OLYMPIA — Gov. Jay Inslee could announce an extension of his statewide coronavirus stay-at-home order later this week, according to his chief of staff.
The order — which shut thousands of businesses to help slow the outbreak of COVID-19, the illness caused by the virus — is now scheduled to lift at the end of the day on May 4. But the governor has said parts of it would continue after that date.
“We hope we will be able to tell you what the date of the extension will be by the end of this week,” said Inslee chief of staff David Postman in a news conference Tuesday afternoon. “But I’m not 100% sure we will do that, but we’re certainly going to try to share that as soon as we can.”
The remarks come as state health officials try to prepare for a reopening of the economy by expanding testing and increasing the number of people who can trace the contacts an infected person has had in order to limit potential flare-ups of the virus.
Inslee made his first stay-at-home order March 23, and it was set to expire April 6. But on April 2, he announced he was extending the order until May 4.
Meanwhile, Inslee in recent days has taken small steps to lift some measures intended to slow the spread of COVID-19, the illness caused by the virus.
Inslee on Monday announced that Washington would reopen some outdoor recreation activities starting May 5, such as recreational fishing and hunting, as well as many previously-closed state parks and boat ramps.
The governor on Friday announced that some construction work on existing projects could start back up under new safety guidelines and social-distancing requirements to protect workers.
In Tuesday’s news conference, Secretary of Health John Wiesman said there have been discussions about reopening regional areas of Washington that have fewer coronavirus cases.
“We are exploring that right now, in terms of what that might look like,” he said, adding later: “We are exploring what kind of a regionalized approach would look like.
“And I’m sure you’ll be hearing more about that in the days to come, as we make some further decisions about that,” he added.
Still, Wiesman said, “We certainly want to see cases decreasing everywhere.”
State Health Officer Kathy Lofy said officials are looking at several pieces of data, including the number of confirmed cases and hospital stays, as well as modeling, including projections by the University of Washington’s Institute for Health Metrics and Evaluation.
Several of those numbers continue to look favorable, Lofy said.

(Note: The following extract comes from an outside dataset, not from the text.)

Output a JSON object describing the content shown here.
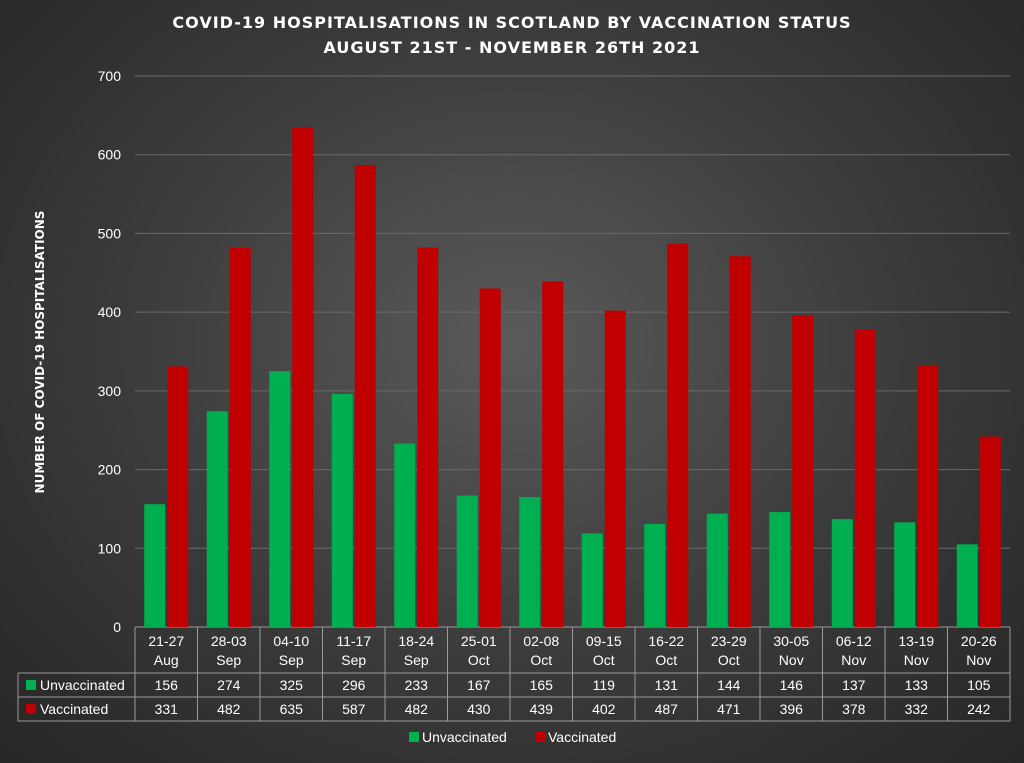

But the number of daily confirmed cases “kind of still concerns me,” Lofy said in the news conference. The state Department of Health confirmed Tuesday an additional 156 cases and 21 deaths from COVID-19. Those numbers bring the state’s totals to 13,842 cases and 786 deaths.
“While overall I’m sort of happy with the trend in COVID-19 activity that we’re seeing in the state as a whole, the case counts still are not as low as we want them to be,” she said.
The University of Washington’s modeling now says Washington might be able to safety reopen after May 30 — nearly a month after the current stay-at-home order is set to expire.
Lofy said health officials are looking at that and other models, but they won’t necessarily make decisions on reopening based on the specific standards being used by those projections.